Saturday, February 8, 2014

Glee?

I knew, even when joining the University Orchestra (which involved lots of sitting at the back, falling asleep), the Film Club (which involved a bizarre ritual of throwing balled-up newspaper across the auditorium before 'curtain up'), Parachuting Club (multiple trips to goodness-knows-where, to get shouted at by an ex-military type, only to not jump out of a plan) and Light Opera Society (one evening of Gondoliers choruses, an excrutiating night at the bar and never again), I knew that what I really wanted to do was the Theatre Group. 

I'd unsuccessfully auditioned in the First Year (for some Ionesco-esque studenty nonsense) only to get knocked back, never to return.  The Theatre Group were inevitably, from thereon, a group of snooty, tie-dyed, purple hair-streaked morons, who's productions were not going to have their doors darkened by me.  My own theatre-going had already advanced from the early days of Starlight Express to Lettuce and Lovage in a relatively short amount of time.  My poor father remains scarred, to this day, by the memory of a trip to London, with me, to go and look at the fronts of West End Theatres, one-by-one.

But it was the part of Howard in 'Death of a Saleman' that was my breakthrough moment.  The PostGrad Willy Loman's views on interpretation often wildly diverted from that of the clueless Director (who's Happy was cast on his jock-like looks, only to be replaced a short distance down to the line) and the asethetic and technical vision was non-existent.  My only scene involved my playing recordings of my children to the soon to be fired Loman, the 'tape' being inconsistently shouted from the wings by an occasionally-present friend of the Directors.

But it was what I needed to break the clique. 

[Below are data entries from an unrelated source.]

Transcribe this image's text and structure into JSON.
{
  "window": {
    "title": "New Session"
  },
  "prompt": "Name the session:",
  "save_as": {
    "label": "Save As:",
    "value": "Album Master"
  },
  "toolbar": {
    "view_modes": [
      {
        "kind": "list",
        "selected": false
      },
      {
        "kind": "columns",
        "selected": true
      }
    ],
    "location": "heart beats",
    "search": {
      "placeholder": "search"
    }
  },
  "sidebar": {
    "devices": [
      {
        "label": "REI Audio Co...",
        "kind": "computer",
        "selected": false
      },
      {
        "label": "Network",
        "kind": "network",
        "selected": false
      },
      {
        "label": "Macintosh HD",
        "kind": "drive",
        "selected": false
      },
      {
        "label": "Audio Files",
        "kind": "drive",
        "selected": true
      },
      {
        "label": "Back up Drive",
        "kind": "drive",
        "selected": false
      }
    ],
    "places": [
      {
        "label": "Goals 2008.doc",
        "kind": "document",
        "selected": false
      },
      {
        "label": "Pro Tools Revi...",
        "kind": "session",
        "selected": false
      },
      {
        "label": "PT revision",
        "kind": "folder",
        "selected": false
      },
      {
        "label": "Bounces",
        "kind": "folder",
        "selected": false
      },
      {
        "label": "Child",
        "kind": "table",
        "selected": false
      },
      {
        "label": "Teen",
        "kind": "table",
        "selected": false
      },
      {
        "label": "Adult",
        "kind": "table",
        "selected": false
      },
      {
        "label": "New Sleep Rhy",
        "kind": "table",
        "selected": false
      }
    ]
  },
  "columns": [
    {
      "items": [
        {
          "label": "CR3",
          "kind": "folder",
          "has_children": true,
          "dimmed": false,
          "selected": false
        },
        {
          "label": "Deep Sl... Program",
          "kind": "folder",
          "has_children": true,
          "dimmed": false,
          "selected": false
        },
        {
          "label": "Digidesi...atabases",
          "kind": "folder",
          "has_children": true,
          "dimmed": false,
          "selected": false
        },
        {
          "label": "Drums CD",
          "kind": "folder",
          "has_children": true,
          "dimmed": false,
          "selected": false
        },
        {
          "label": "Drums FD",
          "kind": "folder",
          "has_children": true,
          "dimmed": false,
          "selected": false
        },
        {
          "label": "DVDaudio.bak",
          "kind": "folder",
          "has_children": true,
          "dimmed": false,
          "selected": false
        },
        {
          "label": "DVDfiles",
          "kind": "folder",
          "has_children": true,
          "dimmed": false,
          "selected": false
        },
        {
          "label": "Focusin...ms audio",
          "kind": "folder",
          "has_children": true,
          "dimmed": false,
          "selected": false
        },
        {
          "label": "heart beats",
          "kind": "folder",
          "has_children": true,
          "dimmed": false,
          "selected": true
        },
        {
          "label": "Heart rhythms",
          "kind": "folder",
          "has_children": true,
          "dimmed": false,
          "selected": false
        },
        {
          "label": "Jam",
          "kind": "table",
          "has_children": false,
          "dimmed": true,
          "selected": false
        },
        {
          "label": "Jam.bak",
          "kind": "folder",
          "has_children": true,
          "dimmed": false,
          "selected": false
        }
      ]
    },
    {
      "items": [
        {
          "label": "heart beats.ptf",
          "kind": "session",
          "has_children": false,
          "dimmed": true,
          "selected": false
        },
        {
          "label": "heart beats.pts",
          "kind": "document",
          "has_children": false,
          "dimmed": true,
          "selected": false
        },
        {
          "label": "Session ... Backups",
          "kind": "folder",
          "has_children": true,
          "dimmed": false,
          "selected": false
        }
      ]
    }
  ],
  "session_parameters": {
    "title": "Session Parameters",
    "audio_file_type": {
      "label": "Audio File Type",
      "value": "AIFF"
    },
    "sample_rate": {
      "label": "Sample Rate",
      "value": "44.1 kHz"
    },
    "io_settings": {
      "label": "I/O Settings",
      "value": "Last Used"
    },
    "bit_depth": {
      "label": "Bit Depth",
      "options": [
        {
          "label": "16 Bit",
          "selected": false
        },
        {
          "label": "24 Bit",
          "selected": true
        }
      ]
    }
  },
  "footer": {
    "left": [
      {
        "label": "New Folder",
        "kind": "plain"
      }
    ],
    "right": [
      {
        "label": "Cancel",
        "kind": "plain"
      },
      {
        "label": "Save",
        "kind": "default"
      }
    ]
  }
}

I'd already told a disgusted flatmate that my ambition was to direct 'Bent'.  He declared that 'he didn't agree with plays like that' and said that he was deeply unlikely to attend as a result.

I was single-minded in my focus.  Although casting was something of a catastrophe (all three of my leads had to be recast thanks to the competing production of 'Troilus and Cressida' that was being delivered, by the aforementioned Willy Loman, in the Main House) I managed to pull together a group who were as passionate about the piece, in the end, as I was.

I had a view on everything.  The poster, the set, the stripes in the concentration camp uniforms, the programme, the lighting, the music, the sound, the party.  I dived into some misery-making research and had numerous sleepless nights thanks to the oft-absence of my leading man (Ch... - still grieving from the death of his mother and flaky beyond belief - at one point falling asleep in the loo between scenes).  It was the third year of my degree but this was the important undertaking in my life.

It was 1993.  Gay plays were, indeed, being produced at the National Theatre these days.  Ian McKellen was long 'out' but not everyone was.  The pink-starred posters, around campus, caused something of a rumpus in some areas.  And ticket sales in the first instance were slow.

And on the first night, in the first scene, the three-quarters full audience laughed.  Granted there were jokes in the first scene.  I can't say I realised - it took me quite by surprise.  Some girls in the front row sighed at R's death as Wolf.  And at the end, with Ch's death.  There was silence.  Then applause.  Then total crazines.  People loved it.  I was utterly shell-shocked and shrugged off the plaudits in the Union Bar.  The second night saw one of the original Theatre Clique in tears.  And the third and last night was packed.  To the rafters.  I'd held the curtain so my family could come and I could only find a place to sit on the steps.

My brother shoved a massive bottle of Southern Comfort in my hand at the end. My mother said something awkward about it being OK as long as the boys weren't doing it for real.  And my flatmate was saying that it was the best thing that he'd seen in his life.  He was collecting autographs from the cast.  And from me.